К слову сказать, прочитав «Далеко от Москвы», мы сразу вычислили: это же про лагерь! Организация работ, система поощрений — все наше. Вернулись в Москву и узнали, что Ажаев, действительно, не то сидел, не то служил при лагере на Дальнем Востоке.

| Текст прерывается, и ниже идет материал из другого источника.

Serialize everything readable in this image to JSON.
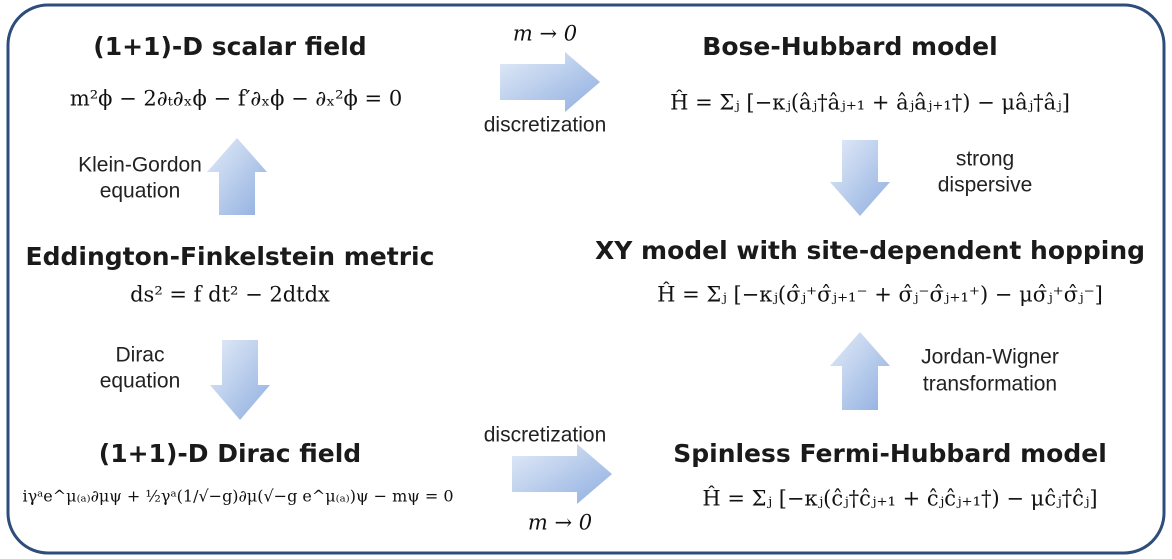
{
  "nodes": [
    {
      "title": "(1+1)-D scalar field",
      "equation": "m²ϕ − 2∂ₜ∂ₓϕ − f′∂ₓϕ − ∂ₓ²ϕ = 0"
    },
    {
      "title": "Bose-Hubbard model",
      "equation": "Ĥ = Σⱼ [−κⱼ(âⱼ†âⱼ₊₁ + âⱼâⱼ₊₁†) − μâⱼ†âⱼ]"
    },
    {
      "title": "Eddington-Finkelstein metric",
      "equation": "ds² = f dt² − 2dtdx"
    },
    {
      "title": "XY model with site-dependent hopping",
      "equation": "Ĥ = Σⱼ [−κⱼ(σ̂ⱼ⁺σ̂ⱼ₊₁⁻ + σ̂ⱼ⁻σ̂ⱼ₊₁⁺) − μσ̂ⱼ⁺σ̂ⱼ⁻]"
    },
    {
      "title": "(1+1)-D Dirac field",
      "equation": "iγᵃe^μ₍ₐ₎∂μψ + ½γᵃ(1/√−g)∂μ(√−g e^μ₍ₐ₎)ψ − mψ = 0"
    },
    {
      "title": "Spinless Fermi-Hubbard model",
      "equation": "Ĥ = Σⱼ [−κⱼ(ĉⱼ†ĉⱼ₊₁ + ĉⱼĉⱼ₊₁†) − μĉⱼ†ĉⱼ]"
    }
  ],
  "edges": [
    {
      "labels": [
        "m → 0",
        "discretization"
      ]
    },
    {
      "labels": [
        "Klein-Gordon",
        "equation"
      ]
    },
    {
      "labels": [
        "strong",
        "dispersive"
      ]
    },
    {
      "labels": [
        "Dirac",
        "equation"
      ]
    },
    {
      "labels": [
        "Jordan-Wigner",
        "transformation"
      ]
    },
    {
      "labels": [
        "discretization",
        "m → 0"
      ]
    }
  ]
}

К «идейно порочной» повести Эммануила Казакевича «Звезда» мы отнеслись с симпатией:
Вопросы чести, совести и долга
Лишь Казакевич ставил иногда.
Боюсь, теперь закатится надолго
Его едва взошедшая звезда:
Он, позабыв, что дважды два — четыре,
С сочувствием писал о дезертире.
Но чаще всего литературные новинки нам не нравились:
Зато звезда над Балтикой горит:
Латышка Саксе написала книгу.
Вполне удался местный колорит:
Читаешь — и как будто едешь в Ригу.
И от своих-то воротит с души,
А тут еще полезли латыши.
«Ехать в Ригу» — старый эвфемизм означающий «блевать». Теперь-то его мало кто знает, а тогда помнили.

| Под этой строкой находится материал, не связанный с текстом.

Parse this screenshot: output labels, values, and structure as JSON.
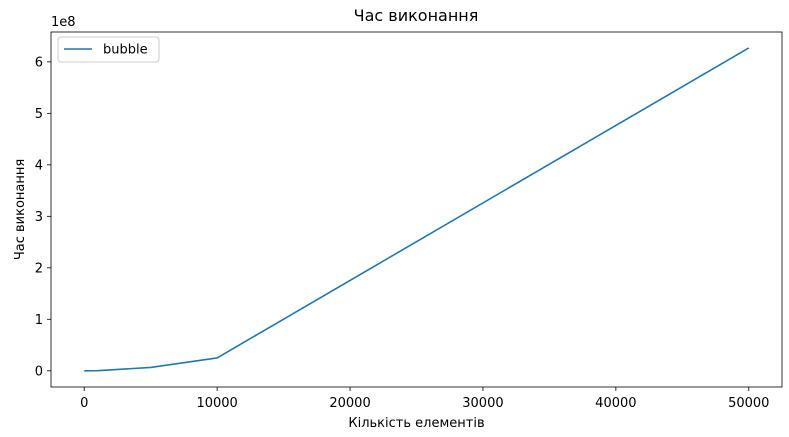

Еще один расистский выпад мы сделали, прочитав где-то интервью с «черным Шаляпиным»:
Америка не нравится цветному.
Ну что же, к нам переезжать пора б!
У нас бы вы запели по-иному,
Поль Робсон, сходно купленный арап...
Несколько доброжелательных строчек мы посвятили детской литературе: при этом не удержались и еще раз лягнули лубянских борцов за русские приоритеты:
В поэзии ценю отдел я детский,
Один из самых мирных уголков,
Где уживались по-добрососедски
Маршак, Барто, Чуковский, Михалков —
Его стихи как детство дороги мне.
(Я говорю, конечно, не о гимне.)
Не взяли бы и этих за бока!
Я вижу: притаился Фраерман там,
А уж над ним занесена рука
С голубеньким сентиментальным кантом:
Признайтесь откровенно, Фраерман —
Зачем вы динго вставили в роман?
Исправим дело. Вот чернила, ручка,
И чтоб на вас не вешали собак,
Пишите: «Дикая собака Жучка,
Она же Повесть о любви». Вот так
Материал и свеж, и верно подан —
Собака — наша, автор — верноподдан.
Сколько куплетов получилось всего, я уже не помню. Боюсь, количество не перешло в качество.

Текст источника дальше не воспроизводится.